Une boulangerie anarchiste et révolutionnaire à Montreuil


Une boulangerie anarchiste et révolutionnaire

 à Montreuil



Par Noé Michalon — 31 mars 2015

La poignée de porte indique la couleur : sa forme représente 
le fameux « A » cerclé de l’anarchisme. 
Mais une fois à l’intérieur de la boulangerie montreuilloise 
La conquête du pain*, on se sent comme dans n’importe quelle boulangerie. Bienvenue dans la première boulangerie autogérée.

Jules, le jeune vendeur, accueille les habitués qui se ruent sur 
le dernier sandwich qui n’a pas été encore vendu. 
L’œil qui traîne finit alors par déceler une autre originalité : 
ces sandwichs ont des noms révolutionnaires, du simple Marx 
jambon-gruyère au Bakounine bacon-laitue-mayo en passant par 
le Louise Michel et ses poivrons.


Voilà bientôt cinq ans que l’établissement a ouvert. 
Lorsque cinq militants, d’âges et de milieux différents, se sont lancés 
dans une boulangerie bio autogérée pour mettre en pratique leur idéal 
politique communiste libertaire, rien ne présageait encore le succès 
qu’ils rencontrent aujourd’hui. Parmi le quintette de fondateurs issus de fédérations communistes et anarchistes, Pierre, le principal initiateur du projet, est le seul à avoir une formation de boulanger. 
Les autres sont informaticiens, graphistes, doctorants ou étudiants. 
Mais tous sont d’accord sur la direction à choisir : ni Dieu, ni maître, 
ce sera une boulangerie sans patron. 
Résultat : pas de hiérarchie dans la gestion, des salaires égaux, 
une rotation des tâches pour égaliser les compétences et des prix cassés 
pour les clients les plus modestes.

Les débuts sont alors difficiles. 
Lorsqu’ils rachètent le commerce – déjà une boulangerie – de l’angle 
de la rue de la Beaune, ils doivent se lancer dans des travaux 
de réaménagement, racheter des machines et contractent 
un prêt familial de 250 000€. 
Pas question de quémander des subventions, il faut être autonome dès le début. Les néo-boulangers de la toute nouvelle société coopérative travaillent 
jour et nuit, et la première année s’achève sur un déficit de 60 000€.

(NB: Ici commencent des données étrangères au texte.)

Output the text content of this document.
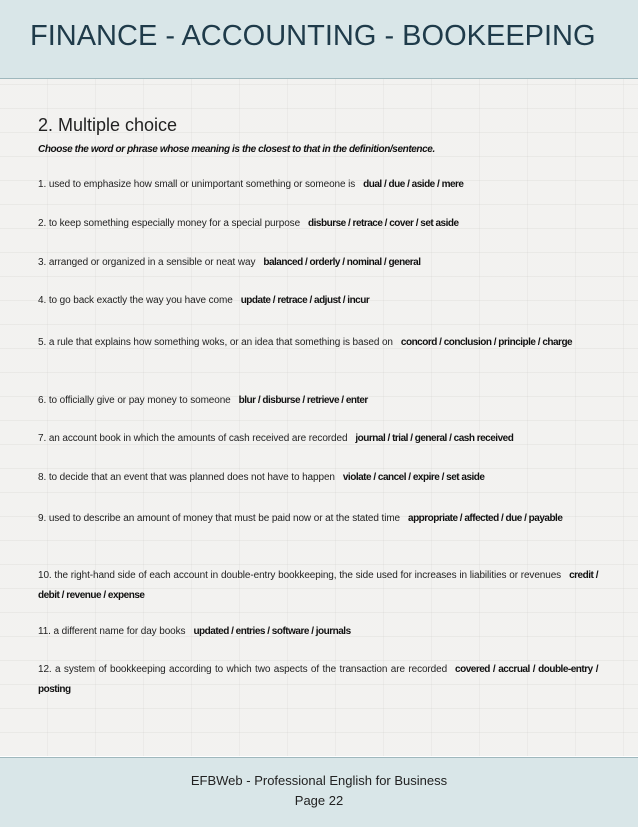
FINANCE - ACCOUNTING - BOOKEEPING
2. Multiple choice
Choose the word or phrase whose meaning is the closest to that in the definition/sentence.
1. used to emphasize how small or unimportant something or someone is dual / due / aside / mere
2. to keep something especially money for a special purpose disburse / retrace / cover / set aside
3. arranged or organized in a sensible or neat way balanced / orderly / nominal / general
4. to go back exactly the way you have come update / retrace / adjust / incur
5. a rule that explains how something woks, or an idea that something is based on concord / conclusion / principle / charge
6. to officially give or pay money to someone blur / disburse / retrieve / enter
7. an account book in which the amounts of cash received are recorded journal / trial / general / cash received
8. to decide that an event that was planned does not have to happen violate / cancel / expire / set aside
9. used to describe an amount of money that must be paid now or at the stated time appropriate / affected / due / payable
10. the right-hand side of each account in double-entry bookkeeping, the side used for increases in liabilities or revenues credit / debit / revenue / expense
11. a different name for day books updated / entries / software / journals
12. a system of bookkeeping according to which two aspects of the transaction are recorded covered / accrual / double-entry / posting
EFBWeb - Professional English for Business
Page 22
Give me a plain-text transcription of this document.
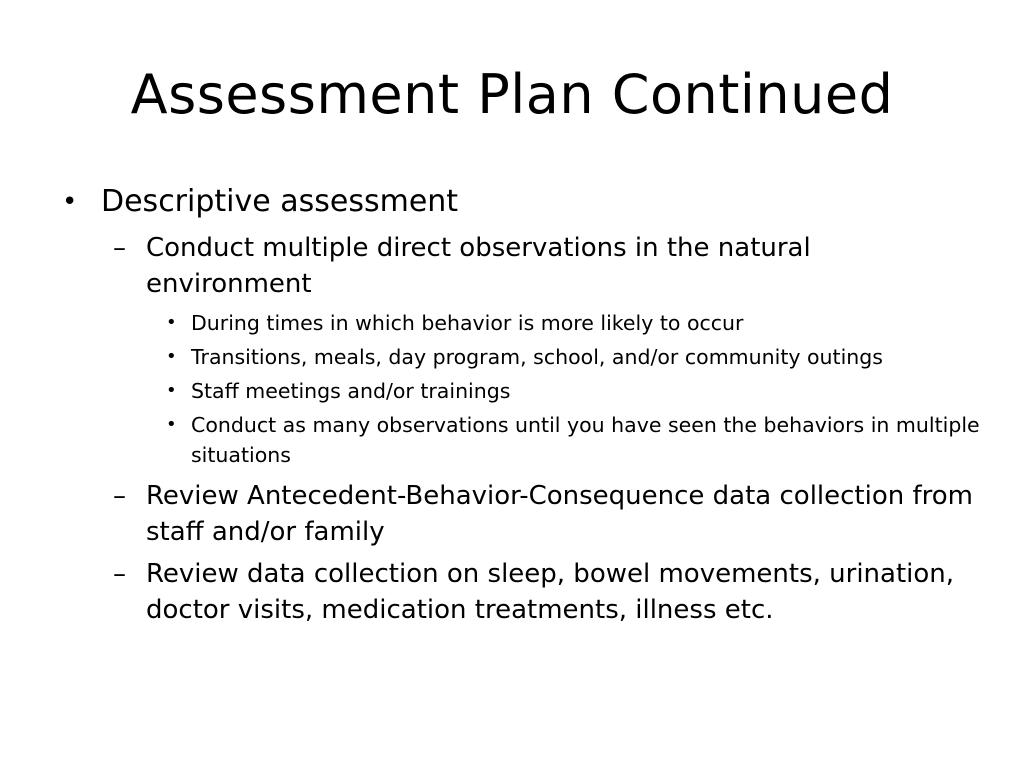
Assessment Plan Continued
• Descriptive assessment
– Conduct multiple direct observations in the natural environment
• During times in which behavior is more likely to occur
• Transitions, meals, day program, school, and/or community outings
• Staff meetings and/or trainings
• Conduct as many observations until you have seen the behaviors in multiple situations
– Review Antecedent-Behavior-Consequence data collection from staff and/or family
– Review data collection on sleep, bowel movements, urination, doctor visits, medication treatments, illness etc.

Thomas aux fourneaux au sous-sol.
Mais leur concept reste unique, et rapidement, les médias s’emparent
de la nouveauté. M6 lui consacre lui un sujet, et un vent de notoriété 
commence à souffler sur les briques rouges du petit bâtiment, 
semant avec lui des clients toujours plus nombreux. 
Bravant leur aversion militante contre la presse, les aventuriers 
conviennent de parler à tous les médias intéressés par leur projet. 
Les horaires d’ouverture passent rapidement de 16h-20h quelques jours par semaine à 8h – 20h six jours sur sept. 
Pour suivre le rythme, l’équipe doit s’élargir peu à peu au fil des ans. 
Certains partent vite, désillusionnés, après s’être fait à l’idée 
qu’ils gagneraient beaucoup en travaillant peu. 
Mais beaucoup d’autres arrivent, séduits par le projet, 
portant à dix personnes l’effectif actuel des travailleurs, dont neuf 
en équivalent temps-plein.

« Vendre du pain en apprenant à en faire, c’est un peu comme 
tenir un journal en apprenant à écrire ! », résume Thomas, 40 ans, qui raconte ses premiers mois à La conquête du pain
« Mais maintenant, reprend-il, on commence à connaître le métier, 
le travail est moins intense et nous sommes plus compétents ».

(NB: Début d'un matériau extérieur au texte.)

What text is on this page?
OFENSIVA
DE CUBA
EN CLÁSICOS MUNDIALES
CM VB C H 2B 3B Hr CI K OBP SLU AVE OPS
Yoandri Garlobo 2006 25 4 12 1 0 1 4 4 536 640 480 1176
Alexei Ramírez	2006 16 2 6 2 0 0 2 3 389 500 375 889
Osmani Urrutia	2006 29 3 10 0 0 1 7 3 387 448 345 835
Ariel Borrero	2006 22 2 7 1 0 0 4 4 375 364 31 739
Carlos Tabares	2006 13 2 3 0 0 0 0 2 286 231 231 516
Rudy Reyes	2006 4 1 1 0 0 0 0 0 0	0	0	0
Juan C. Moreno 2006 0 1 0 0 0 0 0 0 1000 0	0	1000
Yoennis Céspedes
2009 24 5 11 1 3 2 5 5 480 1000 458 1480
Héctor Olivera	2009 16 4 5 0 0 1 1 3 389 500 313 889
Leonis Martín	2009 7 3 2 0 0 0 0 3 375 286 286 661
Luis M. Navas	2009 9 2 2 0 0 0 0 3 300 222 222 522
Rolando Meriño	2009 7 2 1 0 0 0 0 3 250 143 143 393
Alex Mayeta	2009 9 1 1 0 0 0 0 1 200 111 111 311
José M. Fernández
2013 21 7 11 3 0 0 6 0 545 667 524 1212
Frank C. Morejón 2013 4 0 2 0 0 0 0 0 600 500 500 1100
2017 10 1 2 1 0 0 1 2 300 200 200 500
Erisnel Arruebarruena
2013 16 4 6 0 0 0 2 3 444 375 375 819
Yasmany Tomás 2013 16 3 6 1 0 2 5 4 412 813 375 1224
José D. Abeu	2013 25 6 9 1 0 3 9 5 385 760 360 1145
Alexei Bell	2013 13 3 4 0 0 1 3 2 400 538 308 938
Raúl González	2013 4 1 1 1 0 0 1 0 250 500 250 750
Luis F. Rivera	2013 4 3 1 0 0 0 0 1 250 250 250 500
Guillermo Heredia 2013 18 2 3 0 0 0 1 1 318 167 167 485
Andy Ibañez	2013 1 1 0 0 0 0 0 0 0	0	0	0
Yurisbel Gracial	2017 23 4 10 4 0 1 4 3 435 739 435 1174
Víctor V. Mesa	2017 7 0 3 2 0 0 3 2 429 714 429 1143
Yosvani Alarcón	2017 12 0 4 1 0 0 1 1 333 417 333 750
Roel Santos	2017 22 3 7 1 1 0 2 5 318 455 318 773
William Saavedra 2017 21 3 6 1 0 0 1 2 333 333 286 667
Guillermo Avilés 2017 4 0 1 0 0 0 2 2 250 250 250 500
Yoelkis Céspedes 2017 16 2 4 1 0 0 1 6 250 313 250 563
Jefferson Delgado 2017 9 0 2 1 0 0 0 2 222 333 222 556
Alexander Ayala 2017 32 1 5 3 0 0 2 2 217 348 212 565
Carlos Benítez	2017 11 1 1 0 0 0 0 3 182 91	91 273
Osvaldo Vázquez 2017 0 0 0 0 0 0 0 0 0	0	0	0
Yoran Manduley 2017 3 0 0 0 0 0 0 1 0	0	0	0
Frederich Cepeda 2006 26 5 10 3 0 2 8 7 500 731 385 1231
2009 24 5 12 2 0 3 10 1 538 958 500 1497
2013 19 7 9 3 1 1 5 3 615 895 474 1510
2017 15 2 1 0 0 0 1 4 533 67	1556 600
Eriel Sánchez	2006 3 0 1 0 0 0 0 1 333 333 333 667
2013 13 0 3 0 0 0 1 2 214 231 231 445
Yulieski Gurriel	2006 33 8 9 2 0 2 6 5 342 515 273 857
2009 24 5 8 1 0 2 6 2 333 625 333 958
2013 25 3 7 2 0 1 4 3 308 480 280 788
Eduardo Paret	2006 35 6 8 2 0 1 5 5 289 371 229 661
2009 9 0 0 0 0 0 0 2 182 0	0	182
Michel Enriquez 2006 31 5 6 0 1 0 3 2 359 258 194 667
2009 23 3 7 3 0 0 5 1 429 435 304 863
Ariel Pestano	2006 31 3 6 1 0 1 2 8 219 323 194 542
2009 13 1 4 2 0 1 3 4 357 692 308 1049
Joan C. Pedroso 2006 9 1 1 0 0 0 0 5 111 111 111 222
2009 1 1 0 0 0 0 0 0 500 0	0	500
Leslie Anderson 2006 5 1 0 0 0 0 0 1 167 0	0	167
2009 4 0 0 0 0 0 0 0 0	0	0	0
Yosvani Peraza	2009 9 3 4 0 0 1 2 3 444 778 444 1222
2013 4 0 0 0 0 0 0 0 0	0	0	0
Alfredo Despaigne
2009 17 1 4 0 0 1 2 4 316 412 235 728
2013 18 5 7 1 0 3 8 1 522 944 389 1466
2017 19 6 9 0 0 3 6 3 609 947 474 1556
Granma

Ancien informaticien dans une école de commerce, il s’est lancé dans l’aventure avec les autres fondateurs à la rentrée 2010. Même sans avoir lu Marx, « parce que c’est chiant à mourir ». À le voir manipuler les bacs de pétrin dans la cuisine un poil bordélique du sous-sol, le passage du clavier au levain s’est fait avec succès. Il virevolte, ferme des robinets, jure quand certains d’entre eux s’ouvrent pour des raisons obscures, fait une bise à une amie de lycée de passage, balance un bon mot, pétrit quelques miches en préparation tout en décrivant dans un nuage de farine la satisfaction qu’il tire du métier malgré son mal de dos : « Je ne parle pas de bonheur, vu que je travaille quand même. Mais on se marre bien quand même ! »

Graffitis en sous-sol



Une marrade qui tourne bien. L’argent dégagé par les ventes permet de rembourser rapidement le prêt et de rémunérer 1350€ (« net, si c’était brut ce serait du vol ! ») chacun des boulangers. Si la question des bénéfices n’est pas encore d’actualité, les débats qui animent les Assemblées Générales qui réunissent les dix libertaires tous les quinze jours pour décider ensemble de la gestion sont déjà l’occasion d’en parler.

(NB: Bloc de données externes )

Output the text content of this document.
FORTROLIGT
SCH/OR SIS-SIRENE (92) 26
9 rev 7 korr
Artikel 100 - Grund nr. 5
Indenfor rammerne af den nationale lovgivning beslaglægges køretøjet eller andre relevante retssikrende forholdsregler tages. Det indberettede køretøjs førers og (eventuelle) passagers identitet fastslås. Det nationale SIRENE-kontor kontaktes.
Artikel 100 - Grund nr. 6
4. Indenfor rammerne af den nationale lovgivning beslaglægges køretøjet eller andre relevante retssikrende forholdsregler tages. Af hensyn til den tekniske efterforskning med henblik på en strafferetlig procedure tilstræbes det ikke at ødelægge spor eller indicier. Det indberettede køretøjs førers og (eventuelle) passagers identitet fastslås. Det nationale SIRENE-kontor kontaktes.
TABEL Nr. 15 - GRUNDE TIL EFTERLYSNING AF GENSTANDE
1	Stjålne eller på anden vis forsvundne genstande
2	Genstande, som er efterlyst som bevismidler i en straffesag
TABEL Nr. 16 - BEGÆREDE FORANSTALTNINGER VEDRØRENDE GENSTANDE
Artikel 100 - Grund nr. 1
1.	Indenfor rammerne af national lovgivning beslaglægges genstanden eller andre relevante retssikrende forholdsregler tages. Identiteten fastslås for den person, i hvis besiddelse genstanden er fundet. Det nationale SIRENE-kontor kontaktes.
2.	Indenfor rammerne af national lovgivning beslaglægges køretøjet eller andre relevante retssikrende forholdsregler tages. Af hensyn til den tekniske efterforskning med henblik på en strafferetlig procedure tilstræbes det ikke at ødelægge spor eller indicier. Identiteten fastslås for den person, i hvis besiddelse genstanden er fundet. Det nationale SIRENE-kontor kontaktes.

« On réfléchit à deux alternatives : soit augmenter nos salaires, prévoit Thomas, soit aider d’autres coopératives à se monter. Réunir le capital de départ pour commencer le projet n’est vraiment pas évident. »

Avec une baguette à 1€, d’autres variétés de pains qui coûtent quelques euros de plus et des prix qui suivent parfois la hausse de ceux des matières premières, la boulangerie pourrait encore une fois passer pour banale. Mais des « tarifs de crise » sont mis en place à destination des plus petites bourses. Thomas : « On a préféré ce mot plutôt que tarif social, qui inhibe les gens. Là, il suffit de demander le tarif de crise pour l’avoir. On n’est pas à la CAF, on ne demande aucun justificatif, on fait confiance aux gens, et en général ils jouent le jeu. » La baguette à 1€ passe alors à 75 centimes et les autres produits baissent de la même manière. Un café zapatiste – en soutien à un mouvement révolutionnaire d’extrême-gauche au Mexique – est aussi offert à tous ceux qui viennent s’installer à la table murale pour travailler ou discuter.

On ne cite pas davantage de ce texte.